The output from your lyrics scrape should be stored in files located in this path from the directory:
`/lyrics/[Artist Name]/[filename from URL]`. This code summarizes the information at a high level to help the instructor evaluate your work.

In [46]:
## This code outputs the artist and lyrics. 
# The total number of files, total words across the file and number of unique words in lyrics are displayed as the output file.

artist_folders = os.listdir("lyrics/")
artist_folders = [f for f in artist_folders if os.path.isdir("lyrics/" + f)]

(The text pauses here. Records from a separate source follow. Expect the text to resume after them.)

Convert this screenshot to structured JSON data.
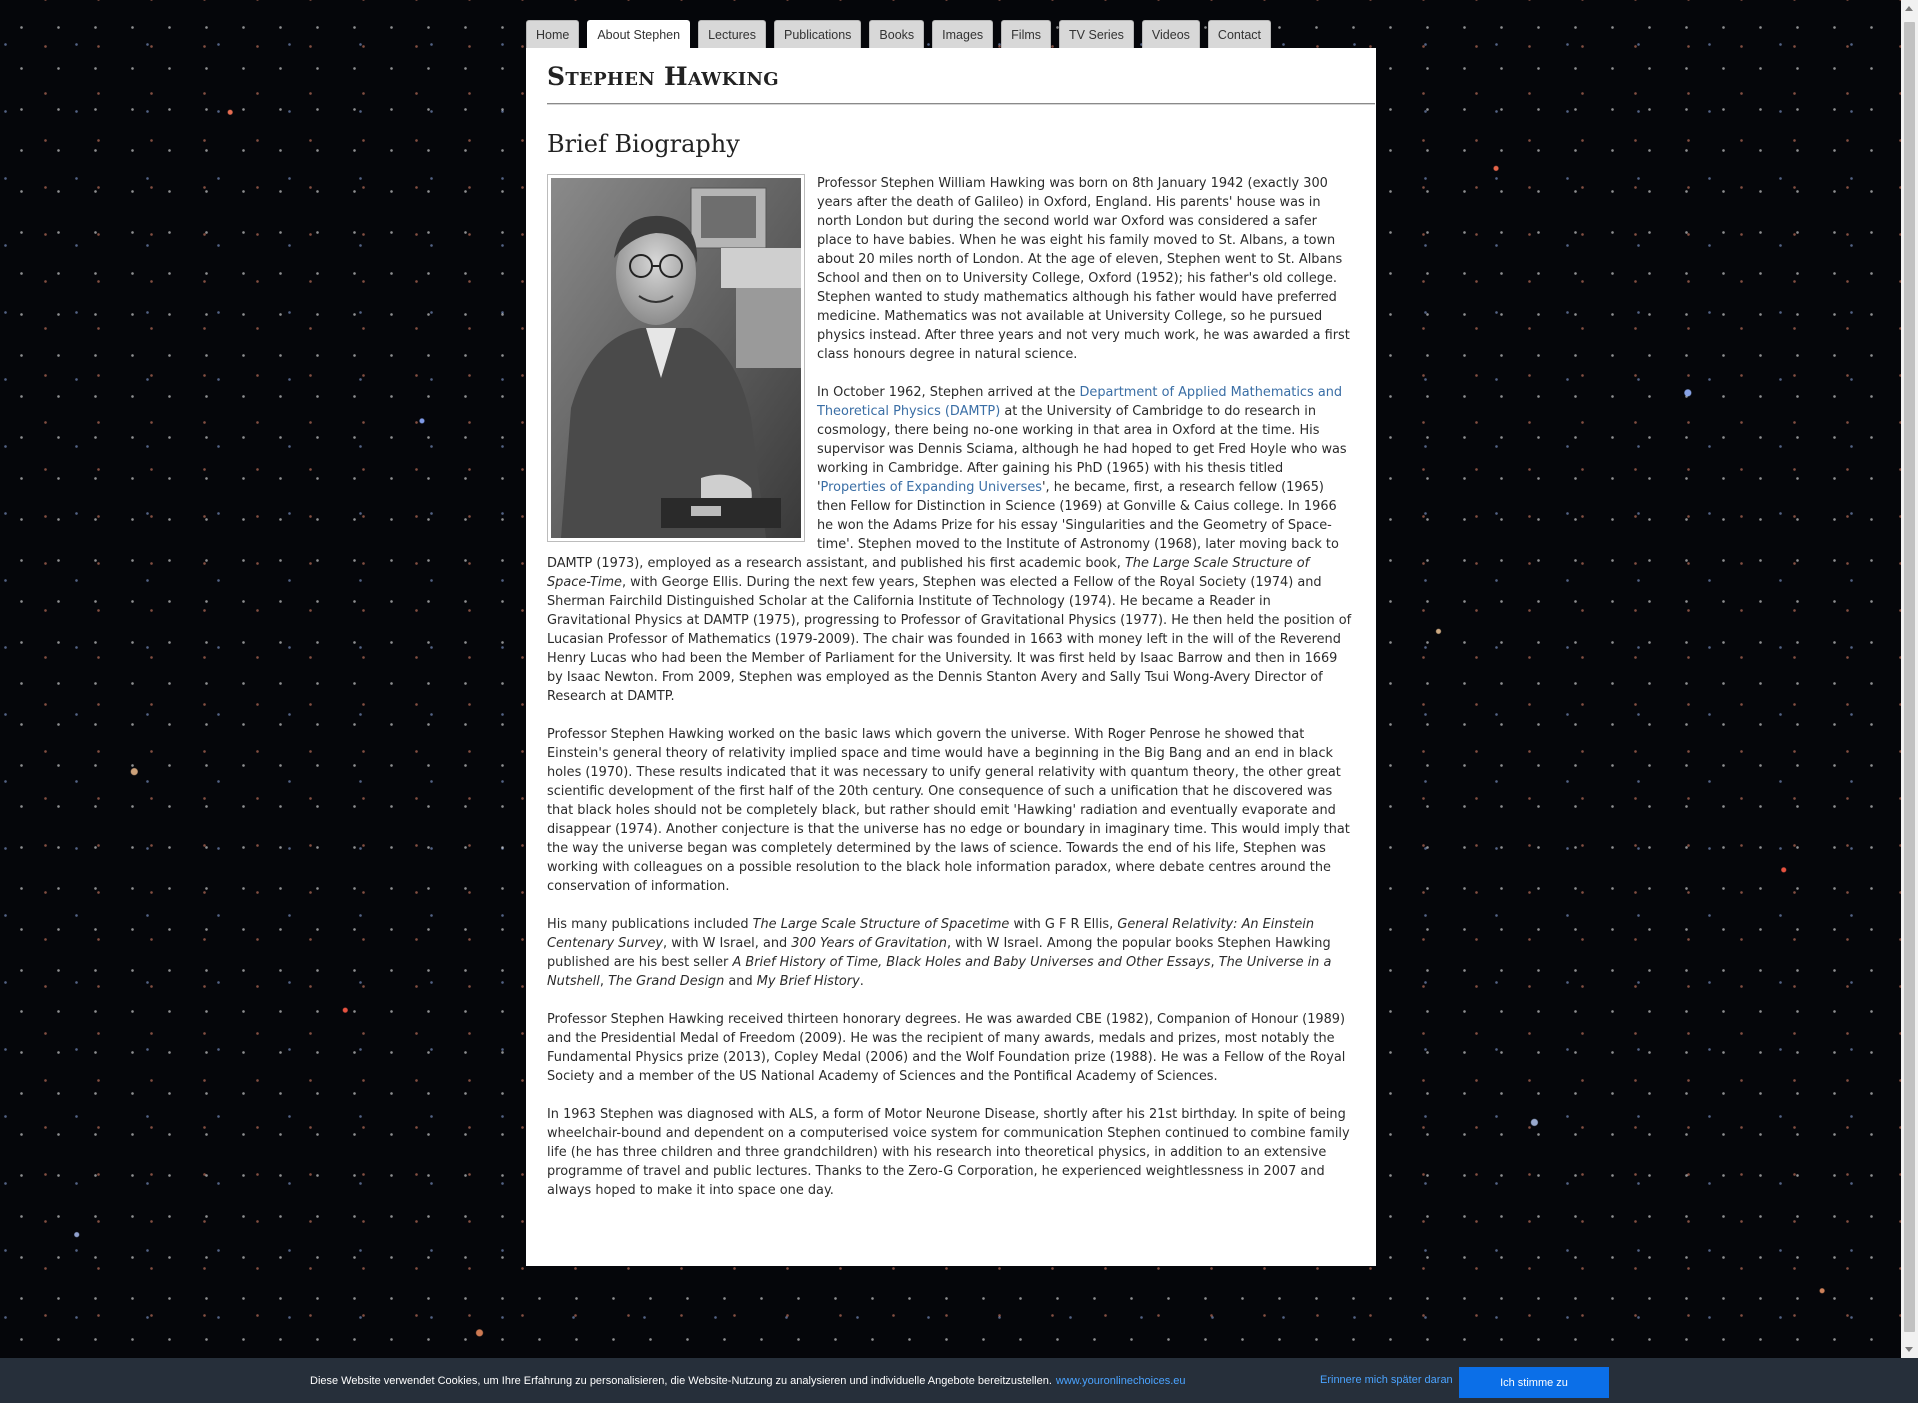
{
  "nav": {
    "tabs": [
      {
        "label": "Home"
      },
      {
        "label": "About Stephen"
      },
      {
        "label": "Lectures"
      },
      {
        "label": "Publications"
      },
      {
        "label": "Books"
      },
      {
        "label": "Images"
      },
      {
        "label": "Films"
      },
      {
        "label": "TV Series"
      },
      {
        "label": "Videos"
      },
      {
        "label": "Contact"
      }
    ],
    "active": "About Stephen"
  },
  "site_title": "Stephen Hawking",
  "section_title": "Brief Biography",
  "bio": {
    "p1": "Professor Stephen William Hawking was born on 8th January 1942 (exactly 300 years after the death of Galileo) in Oxford, England. His parents' house was in north London but during the second world war Oxford was considered a safer place to have babies. When he was eight his family moved to St. Albans, a town about 20 miles north of London. At the age of eleven, Stephen went to St. Albans School and then on to University College, Oxford (1952); his father's old college. Stephen wanted to study mathematics although his father would have preferred medicine. Mathematics was not available at University College, so he pursued physics instead. After three years and not very much work, he was awarded a first class honours degree in natural science.",
    "p2_a": "In October 1962, Stephen arrived at the ",
    "p2_link1": "Department of Applied Mathematics and Theoretical Physics (DAMTP)",
    "p2_b": " at the University of Cambridge to do research in cosmology, there being no-one working in that area in Oxford at the time. His supervisor was Dennis Sciama, although he had hoped to get Fred Hoyle who was working in Cambridge. After gaining his PhD (1965) with his thesis titled '",
    "p2_link2": "Properties of Expanding Universes",
    "p2_c": "', he became, first, a research fellow (1965) then Fellow for Distinction in Science (1969) at Gonville & Caius college. In 1966 he won the Adams Prize for his essay 'Singularities and the Geometry of Space-time'. Stephen moved to the Institute of Astronomy (1968), later moving back to DAMTP (1973), employed as a research assistant, and published his first academic book, ",
    "p2_book": "The Large Scale Structure of Space-Time",
    "p2_d": ", with George Ellis. During the next few years, Stephen was elected a Fellow of the Royal Society (1974) and Sherman Fairchild Distinguished Scholar at the California Institute of Technology (1974). He became a Reader in Gravitational Physics at DAMTP (1975), progressing to Professor of Gravitational Physics (1977). He then held the position of Lucasian Professor of Mathematics (1979-2009). The chair was founded in 1663 with money left in the will of the Reverend Henry Lucas who had been the Member of Parliament for the University. It was first held by Isaac Barrow and then in 1669 by Isaac Newton.  From 2009, Stephen was employed as the Dennis Stanton Avery and Sally Tsui Wong-Avery Director of Research at DAMTP.",
    "p3": "Professor Stephen Hawking worked on the basic laws which govern the universe. With Roger Penrose he showed that Einstein's general theory of relativity implied space and time would have a beginning in the Big Bang and an end in black holes (1970). These results indicated that it was necessary to unify general relativity with quantum theory, the other great scientific development of the first half of the 20th century. One consequence of such a unification that he discovered was that black holes should not be completely black, but rather should emit 'Hawking' radiation and eventually evaporate and disappear (1974). Another conjecture is that the universe has no edge or boundary in imaginary time. This would imply that the way the universe began was completely determined by the laws of science. Towards the end of his life, Stephen was working with colleagues on a possible resolution to the black hole information paradox, where debate centres around the conservation of information.",
    "p4_a": "His many publications included ",
    "p4_i1": "The Large Scale Structure of Spacetime",
    "p4_b": " with G F R Ellis, ",
    "p4_i2": "General Relativity: An Einstein Centenary Survey",
    "p4_c": ", with W Israel, and ",
    "p4_i3": "300 Years of Gravitation",
    "p4_d": ", with W Israel. Among the popular books Stephen Hawking published are his best seller ",
    "p4_i4": "A Brief History of Time, Black Holes and Baby Universes and Other Essays",
    "p4_e": ", ",
    "p4_i5": "The Universe in a Nutshell",
    "p4_f": ", ",
    "p4_i6": "The Grand Design",
    "p4_g": " and ",
    "p4_i7": "My Brief History",
    "p4_h": ".",
    "p5": "Professor Stephen Hawking received thirteen honorary degrees. He was awarded CBE (1982), Companion of Honour (1989) and the Presidential Medal of Freedom (2009). He was the recipient of many awards, medals and prizes, most notably the Fundamental Physics prize (2013), Copley Medal (2006) and the Wolf Foundation prize (1988). He was a Fellow of the Royal Society and a member of the US National Academy of Sciences and the Pontifical Academy of Sciences.",
    "p6": "In 1963 Stephen was diagnosed with ALS, a form of Motor Neurone Disease, shortly after his 21st birthday. In spite of being wheelchair-bound and dependent on a computerised voice system for communication Stephen continued to combine family life (he has three children and three grandchildren) with his research into theoretical physics, in addition to an extensive programme of travel and public lectures. Thanks to the Zero-G Corporation, he experienced weightlessness in 2007 and always hoped to make it into space one day."
  },
  "cookie": {
    "text": "Diese Website verwendet Cookies, um Ihre Erfahrung zu personalisieren, die Website-Nutzung zu analysieren und individuelle Angebote bereitzustellen.",
    "link": "www.youronlinechoices.eu",
    "remind_label": "Erinnere mich später daran",
    "agree_label": "Ich stimme zu"
  },
  "colors": {
    "link": "#3a6ea5",
    "cookie_bar": "#262f3a",
    "agree_button": "#0b6fe8"
  }
}
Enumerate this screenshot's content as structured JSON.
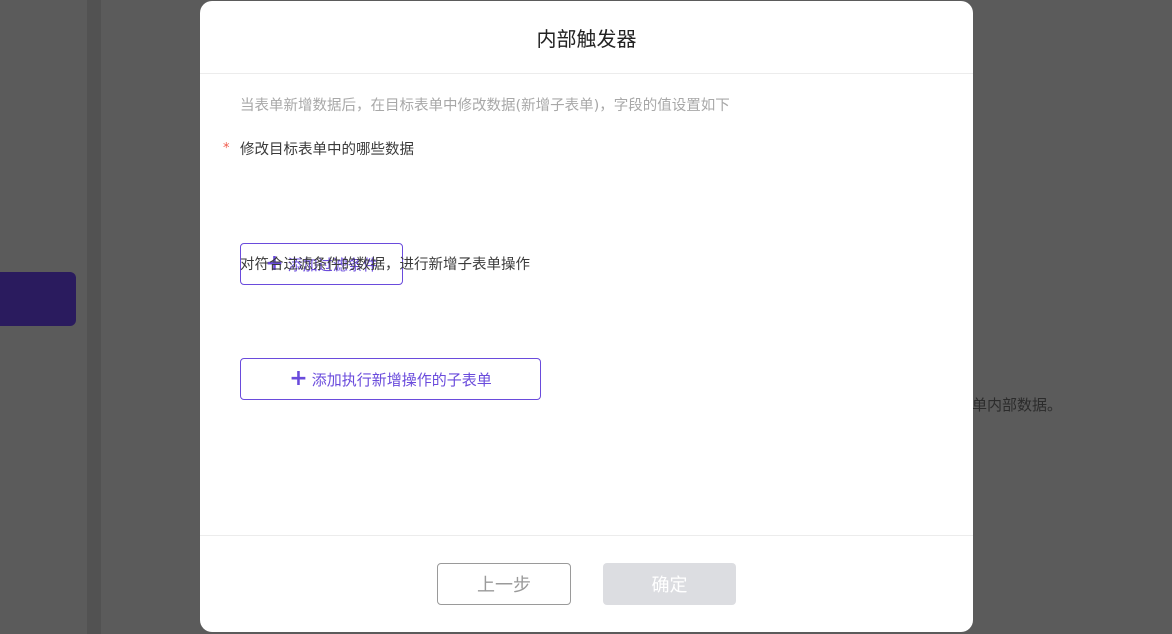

for artist in artist_folders:
    artist_files = os.listdir("lyrics/" + artist)
    artist_files = [f for f in artist_files if 'txt' in f or 'csv' in f or 'tsv' in f]

    print(f"\nFor {artist}, we have {len(artist_files)} files.")

    artist_words = []

    for f_name in artist_files:
        with open(f"lyrics/{artist}/{f_name}", 'r', encoding='utf-8', errors='ignore') as infile:
            artist_words.extend(words(infile.read()))

    print(f"For {artist}, we have roughly {len(artist_words)} words, {len(set(artist_words))} are unique.")



For deeppurple, we have 226 files.
For deeppurple, we have roughly 45309 words, 3685 are unique.

For pinkfloyd, we have 145 files.
For pinkfloyd, we have roughly 23954 words, 3233 are unique.